Peers have the power to pick how much they want to contribute to the data collection efforts of servers they add. By default, they only do passive scraping which makes sure there's 0 extra requests being done on behalf of the user.
There's also the option of active scraping (WIP), where the client polls an endpoint regularly to receive new jobs from the connected pool. Upon receiving a new job, the extension will quietly open an iframe in a random page to the target to fulfill the scraping job on the URL sent.
The extension edits X-Frame-Options, and Content-Security-Policy of iframe responses to allow iframes on all websites, and changes Sec-Fetch-Dest to document to make the iframe page load identical to a regular page load so it can't be blocked.
There's inevitably a security implication to turning off iframe protections. Currently, the extension strips ALL CSP headers which is definitely overkill and will be addressed in the future. In theory, there's a way to make sure these protections are only turned off for the specific iframe requests to minimize the risk as much as possible.
When you have active mode turned on, tide will try to open iframes in tabs matching the domains of jobs it receives. This means if you're on a.com and you receive a job for scraping a.com/coffee, it will try to open an iframe in the same origin.

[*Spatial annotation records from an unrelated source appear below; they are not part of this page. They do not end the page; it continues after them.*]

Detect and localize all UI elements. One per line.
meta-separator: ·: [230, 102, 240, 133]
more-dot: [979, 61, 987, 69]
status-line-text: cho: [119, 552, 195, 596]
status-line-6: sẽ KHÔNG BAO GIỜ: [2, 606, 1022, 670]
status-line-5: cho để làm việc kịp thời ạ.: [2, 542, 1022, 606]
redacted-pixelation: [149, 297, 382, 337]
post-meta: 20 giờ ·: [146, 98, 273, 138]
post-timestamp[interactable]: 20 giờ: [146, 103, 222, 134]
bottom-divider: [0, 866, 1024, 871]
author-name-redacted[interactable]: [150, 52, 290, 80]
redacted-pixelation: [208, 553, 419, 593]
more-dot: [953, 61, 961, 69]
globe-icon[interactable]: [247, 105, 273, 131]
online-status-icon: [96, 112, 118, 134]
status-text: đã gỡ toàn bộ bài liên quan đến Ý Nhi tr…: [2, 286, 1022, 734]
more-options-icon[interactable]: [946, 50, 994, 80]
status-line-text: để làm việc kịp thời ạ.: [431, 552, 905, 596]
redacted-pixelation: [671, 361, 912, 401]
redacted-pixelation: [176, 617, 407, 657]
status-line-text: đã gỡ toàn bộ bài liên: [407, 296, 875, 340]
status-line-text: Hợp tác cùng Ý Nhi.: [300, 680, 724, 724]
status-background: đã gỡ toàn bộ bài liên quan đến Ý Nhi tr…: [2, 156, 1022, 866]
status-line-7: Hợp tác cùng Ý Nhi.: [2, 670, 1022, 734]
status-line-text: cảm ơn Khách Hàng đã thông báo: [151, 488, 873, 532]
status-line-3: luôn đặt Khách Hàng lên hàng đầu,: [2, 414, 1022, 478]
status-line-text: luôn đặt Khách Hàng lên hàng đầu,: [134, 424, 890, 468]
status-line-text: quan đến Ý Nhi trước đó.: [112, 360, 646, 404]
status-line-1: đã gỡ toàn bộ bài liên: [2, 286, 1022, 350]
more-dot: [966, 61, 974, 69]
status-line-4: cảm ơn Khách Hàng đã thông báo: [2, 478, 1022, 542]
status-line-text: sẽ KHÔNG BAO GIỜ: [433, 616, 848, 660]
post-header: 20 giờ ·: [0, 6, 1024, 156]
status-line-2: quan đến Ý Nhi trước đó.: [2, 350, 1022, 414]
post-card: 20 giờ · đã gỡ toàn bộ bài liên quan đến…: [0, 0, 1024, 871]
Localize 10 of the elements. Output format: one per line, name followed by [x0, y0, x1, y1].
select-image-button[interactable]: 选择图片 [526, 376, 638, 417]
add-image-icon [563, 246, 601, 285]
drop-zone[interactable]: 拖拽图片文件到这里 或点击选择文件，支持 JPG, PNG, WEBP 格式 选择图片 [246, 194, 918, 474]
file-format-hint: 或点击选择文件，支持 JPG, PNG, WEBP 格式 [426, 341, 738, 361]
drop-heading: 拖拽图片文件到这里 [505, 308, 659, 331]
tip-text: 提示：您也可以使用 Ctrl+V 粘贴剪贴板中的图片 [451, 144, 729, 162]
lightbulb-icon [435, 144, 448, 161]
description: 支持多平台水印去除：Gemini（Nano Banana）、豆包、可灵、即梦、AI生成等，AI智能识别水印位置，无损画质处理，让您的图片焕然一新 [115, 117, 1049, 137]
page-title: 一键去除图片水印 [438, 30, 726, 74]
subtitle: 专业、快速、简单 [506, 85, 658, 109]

But if you don't have a matching domain and use firefox or brave, you might encounter errors if you block 3rd party cookies, which these browsers do by default. Unfortunately there's no work around for this and you have to enable it.
Browsers have a vested interest in making sure sites can't profile users by looking up the extensions they have installed in order to prevent fingerprinting. To do this they make sure to hide any proof of the existence of extensions, including running the Javascript in different "worlds" which turns out to be very convenient for this project. There are techncially ways to fingerprint this specific extension, if people are looking for it.
Even though the Tide + Shoal solves the problem of the client trusting the server by giving the client tools to narrow down the scope of what the server can interact with, it doesn't solve the problem of the server trusting the client. The authenticity of the data coming from the client can't be proven the way it could be with an HTTPS proxy.
A client can, in theory, submit any data it wants and the protocol doesn't have anything builtin to make sure the data is legitimate. Any authenticity checks have to be done out-of-band. Possibly comparing answers between clients.
If you're using Shoal you have to onboard your own workers for this reason, or you can pay for our own vetted pool of workers in the near future.